Suchttherapie 2005; 6 - A4
DOI: 10.1055/s-2005-923725

Ärztliche Handlungsfreiheit und evidenzbasierte Medizin

W Dresch 1
  • 1Hausarzt, Köln

In der Ärztezeitung vom 27. Juli 2005 sind unter der Überschrift: „ Ein bisschen Wein scheint den Nieren gut zu tun“ Daten der „Physicians'Health Study“ (PHS) veröffentlicht worden, die von mehr als 11.000 Ärzten über 14 Jahre erhoben wurden.

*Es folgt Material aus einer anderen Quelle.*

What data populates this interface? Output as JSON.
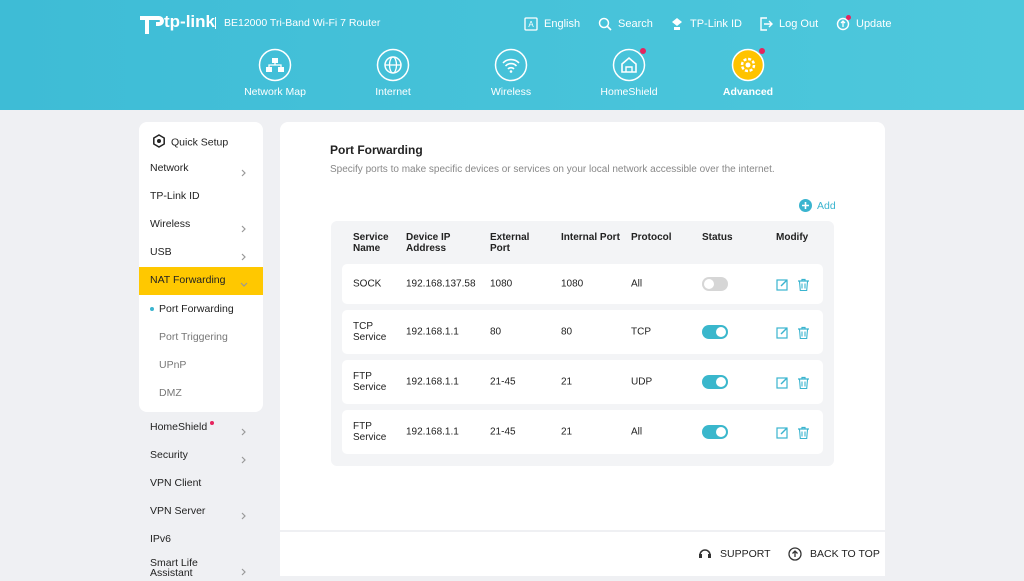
{
  "header": {
    "brand": "tp-link",
    "model": "BE12000 Tri-Band Wi-Fi 7 Router",
    "links": [
      {
        "label": "English",
        "icon": "lang"
      },
      {
        "label": "Search",
        "icon": "search"
      },
      {
        "label": "TP-Link ID",
        "icon": "id"
      },
      {
        "label": "Log Out",
        "icon": "logout"
      },
      {
        "label": "Update",
        "icon": "update",
        "dot": true
      }
    ],
    "tabs": [
      {
        "label": "Network Map",
        "icon": "map"
      },
      {
        "label": "Internet",
        "icon": "globe"
      },
      {
        "label": "Wireless",
        "icon": "wifi"
      },
      {
        "label": "HomeShield",
        "icon": "home",
        "dot": true
      },
      {
        "label": "Advanced",
        "icon": "gear",
        "dot": true,
        "active": true
      }
    ]
  },
  "sidebar": {
    "items": [
      {
        "label": "Quick Setup",
        "icon": true
      },
      {
        "label": "Network",
        "arrow": true
      },
      {
        "label": "TP-Link ID"
      },
      {
        "label": "Wireless",
        "arrow": true
      },
      {
        "label": "USB",
        "arrow": true
      },
      {
        "label": "NAT Forwarding",
        "arrow": true,
        "active": true,
        "children": [
          {
            "label": "Port Forwarding",
            "active": true
          },
          {
            "label": "Port Triggering"
          },
          {
            "label": "UPnP"
          },
          {
            "label": "DMZ"
          }
        ]
      },
      {
        "label": "HomeShield",
        "arrow": true,
        "dot": true
      },
      {
        "label": "Security",
        "arrow": true
      },
      {
        "label": "VPN Client"
      },
      {
        "label": "VPN Server",
        "arrow": true
      },
      {
        "label": "IPv6"
      },
      {
        "label": "Smart Life Assistant",
        "arrow": true
      }
    ]
  },
  "main": {
    "title": "Port Forwarding",
    "description": "Specify ports to make specific devices or services on your local network accessible over the internet.",
    "add": "Add",
    "table": {
      "headers": [
        "Service Name",
        "Device IP Address",
        "External Port",
        "Internal Port",
        "Protocol",
        "Status",
        "Modify"
      ],
      "rows": [
        {
          "cells": [
            "SOCK",
            "192.168.137.58",
            "1080",
            "1080",
            "All"
          ],
          "status": false
        },
        {
          "cells": [
            "TCP Service",
            "192.168.1.1",
            "80",
            "80",
            "TCP"
          ],
          "status": true
        },
        {
          "cells": [
            "FTP Service",
            "192.168.1.1",
            "21-45",
            "21",
            "UDP"
          ],
          "status": true
        },
        {
          "cells": [
            "FTP Service",
            "192.168.1.1",
            "21-45",
            "21",
            "All"
          ],
          "status": true
        }
      ]
    }
  },
  "footer": {
    "support": "SUPPORT",
    "top": "BACK TO TOP"
  }
}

Diese Ergebnisse sind gleichzeitig auch über die dpa an unsere Patienten verbreitet worden:

„Bei Männern mit sieben Drinks pro Woche lag das Risiko, an erhöhten Kreatinin-Werten zu leiden, um 30% niedriger als beispielsweise bei Abstinenzlern“, sagt Studienautorin Elke SCHAEFFNER von der Charité-Klinik für Nephrologie. Dieses Ergebnis sei statistisch bedeutsam...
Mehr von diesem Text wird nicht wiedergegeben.